Monday, 6 December 2010
Not-So-Mini Essay | Magic Lanterns, by Nicolas Pillai | Part 1: The Frontier
Cinemascope – it’s only good for snakes and funerals!
Fritz Lang in Le Mepris
With his luxuriant moustache and shoulder-length hair, the old man looks like a painting by Remington. He sits in shirtsleeves, surrounded by avid listeners, tormenting them each time he sips at his whiskey. His face is cracked and his long frame whittled from harder wood than that of his young audience. This is a man who tamed the Old West, watched the railroad divide the country, chuckled at the first horseless carriage and cricked his neck looking up at aeroplanes. He cannot remember how many men he has killed.
His name is Wyatt Earp and he is probably lying through his teeth. But here, on a Hollywood backlot, it hardly matters. This is how the myths of America are born.

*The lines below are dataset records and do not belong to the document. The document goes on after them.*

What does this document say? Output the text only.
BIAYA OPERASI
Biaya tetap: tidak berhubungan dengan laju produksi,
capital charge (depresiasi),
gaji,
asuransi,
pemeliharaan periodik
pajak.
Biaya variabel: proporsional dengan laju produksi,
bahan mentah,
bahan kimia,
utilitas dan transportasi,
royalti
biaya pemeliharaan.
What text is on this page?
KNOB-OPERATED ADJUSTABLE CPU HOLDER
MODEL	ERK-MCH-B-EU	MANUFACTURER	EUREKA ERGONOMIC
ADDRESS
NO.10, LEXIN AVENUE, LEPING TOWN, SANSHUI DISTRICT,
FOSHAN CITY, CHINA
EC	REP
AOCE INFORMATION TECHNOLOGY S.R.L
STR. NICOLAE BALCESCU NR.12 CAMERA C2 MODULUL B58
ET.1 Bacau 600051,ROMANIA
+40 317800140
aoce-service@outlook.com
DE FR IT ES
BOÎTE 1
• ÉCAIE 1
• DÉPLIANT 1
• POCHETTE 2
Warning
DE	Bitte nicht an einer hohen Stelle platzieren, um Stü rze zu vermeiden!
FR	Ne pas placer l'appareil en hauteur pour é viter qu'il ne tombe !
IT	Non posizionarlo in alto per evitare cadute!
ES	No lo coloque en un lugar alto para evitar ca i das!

One of his audience, the director John Ford, will faithfully transcribe Earp’s romantic version of the Gunfight at the OK Corral onto celluloid as My Darling Clementine.
Print the legend.
Hollywood has always perceived itself as a town for pioneers, rising from nothing out of the desert. And in that environment, the Western became a crucial genre, forever influencing popular culture. The movies propagated a folklore that expounded upon heroism and justice as lustily as any classical text. If you need proof of that influence spilling messily into life, look no further than John Wayne’s misguided involvement in the Vietnam war.
We’re told that nobody watches Westerns anymore, but their influence is everywhere. The cop film frequently draws on the tropes of the frontier town, while science fiction has always ridden the trail, on film and TV. Star Trek was pitched to Desilu as 'Wagon Train in space,' a connection recently restated by Firefly.
The Western is about movement out into the wilderness, the (usually masculine) venture into the wild untamed. It’s striking that these stories frequently showcase technological spectacle. Westerns were the testing ground for stunt techniques. The various widescreen process frequently worked best in the Western idiom. Along with snakes and funerals, add wagon trains, dusty main streets and burning desert skies. I’ve never visited but my guess is that Monument Valley is perpetually in widescreen.
Most recently, Avatar has revived this connection between the Western, science fiction and new technology. James Cameron used motion capture to recycle the plot of Broken Arrow (or, if you’re being less charitable, Ferngully) into a box office smash.
It’s that American dream not just of taming the wilderness but of becoming one with it. Not just conquering the Apache, but earning the Apache’s respect.